GrowGeneration (GRWG -6.89%) shares had quite the growth spurt on Monday, closing the day 11.5% higher. The hydroponics retail store operator got a pop from its inclusion on a major stock index.
That index is the Russell 2000, a prestigious and influential collection of small-cap stocks. Monday morning, GrowGeneration officially became one of its components.
"We believe our Russell 2000 listing will increase long-term shareholder value by improving awareness, liquidity and appeal to institutional investors," the company quoted its CEO Darren Lampert as saying.

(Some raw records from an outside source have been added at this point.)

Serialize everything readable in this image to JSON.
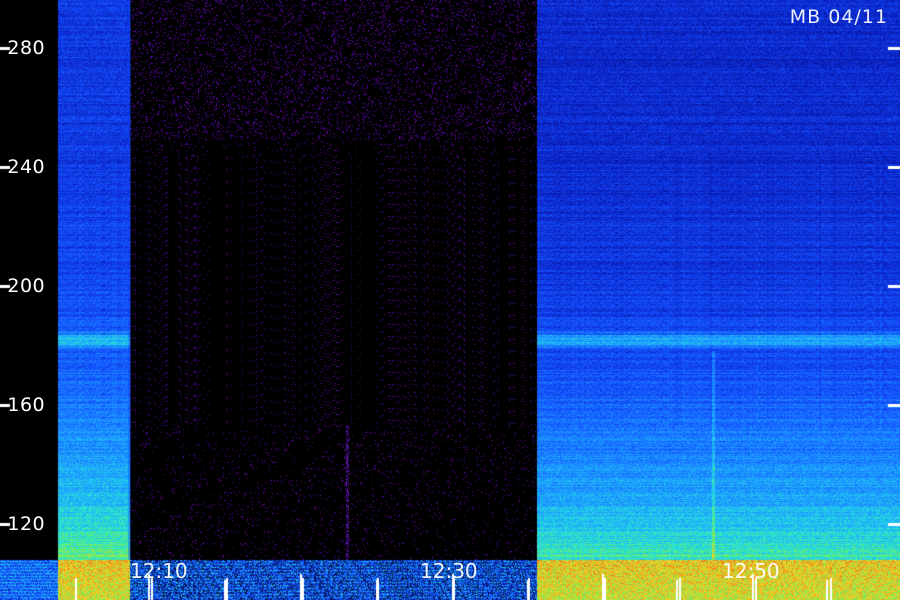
{
  "title": "MB 04/11",
  "chart_data": {
    "type": "heatmap",
    "title": "MB 04/11",
    "xlabel": "",
    "ylabel": "",
    "x_tick_labels": [
      "12:10",
      "12:30",
      "12:50"
    ],
    "y_ticks": [
      120,
      160,
      200,
      240,
      280
    ],
    "y_tick_labels": [
      "-120",
      "-160",
      "-200",
      "-240",
      "-280"
    ],
    "ylim": [
      108,
      296
    ],
    "grid": false,
    "data_gap_between_labels": [
      "12:10",
      "12:30"
    ],
    "band_at": 182,
    "colors": {
      "background": "#000000",
      "low": "#0a1aa0",
      "mid": "#1a6cff",
      "high": "#28e0c0",
      "peak": "#ff8c10"
    }
  }
}
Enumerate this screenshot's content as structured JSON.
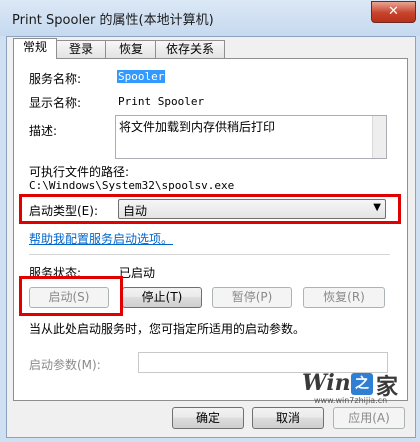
{
  "window": {
    "title": "Print Spooler 的属性(本地计算机)",
    "close_glyph": "✕"
  },
  "tabs": [
    {
      "label": "常规"
    },
    {
      "label": "登录"
    },
    {
      "label": "恢复"
    },
    {
      "label": "依存关系"
    }
  ],
  "general": {
    "service_name_label": "服务名称:",
    "service_name_value": "Spooler",
    "display_name_label": "显示名称:",
    "display_name_value": "Print Spooler",
    "description_label": "描述:",
    "description_value": "将文件加载到内存供稍后打印",
    "exe_path_label": "可执行文件的路径:",
    "exe_path_value": "C:\\Windows\\System32\\spoolsv.exe",
    "startup_type_label": "启动类型(E):",
    "startup_type_value": "自动",
    "help_link": "帮助我配置服务启动选项。",
    "status_label": "服务状态:",
    "status_value": "已启动",
    "start_button": "启动(S)",
    "stop_button": "停止(T)",
    "pause_button": "暂停(P)",
    "resume_button": "恢复(R)",
    "hint_text": "当从此处启动服务时，您可指定所适用的启动参数。",
    "params_label": "启动参数(M):",
    "params_value": ""
  },
  "footer": {
    "ok_button": "确定",
    "cancel_button": "取消",
    "apply_button": "应用(A)"
  },
  "watermark": {
    "brand": "Win7",
    "box_char": "之",
    "suffix": "家",
    "url": "www.win7zhijia.cn"
  },
  "colors": {
    "highlight_outline": "#e00000",
    "selection": "#3399ff",
    "link": "#0066cc"
  }
}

It won't, however, change GrowGeneration's business strategy of amassing considerable market share largely through acquisitions. Lampert was also quoted as saying that his company "continues to focus on expanding the number of our hydroponic garden centers, while increasing revenue and net profit."
GrowGeneration has been doing well with this strategy of late. In its most recently reported quarter, fueled by both organic growth and acquisitions, the company managed to catapult its revenue 173% higher year over year. And, in an all-too-rare feat for a company associated with the marijuana industry, on a GAAP basis it earned a profit (of $6.1 million, to be exact).
That profitability, modest as it was, sets GrowGeneration apart from the cannabis stocks it's usually lumped in with, and Russell 2000 inclusion will further distinguish the company. GrowGeneration is well on track to become a kingpin in the hydroponics industry, and as such should continue to be a favorite picks-and-shovels play for marijuana stock investors.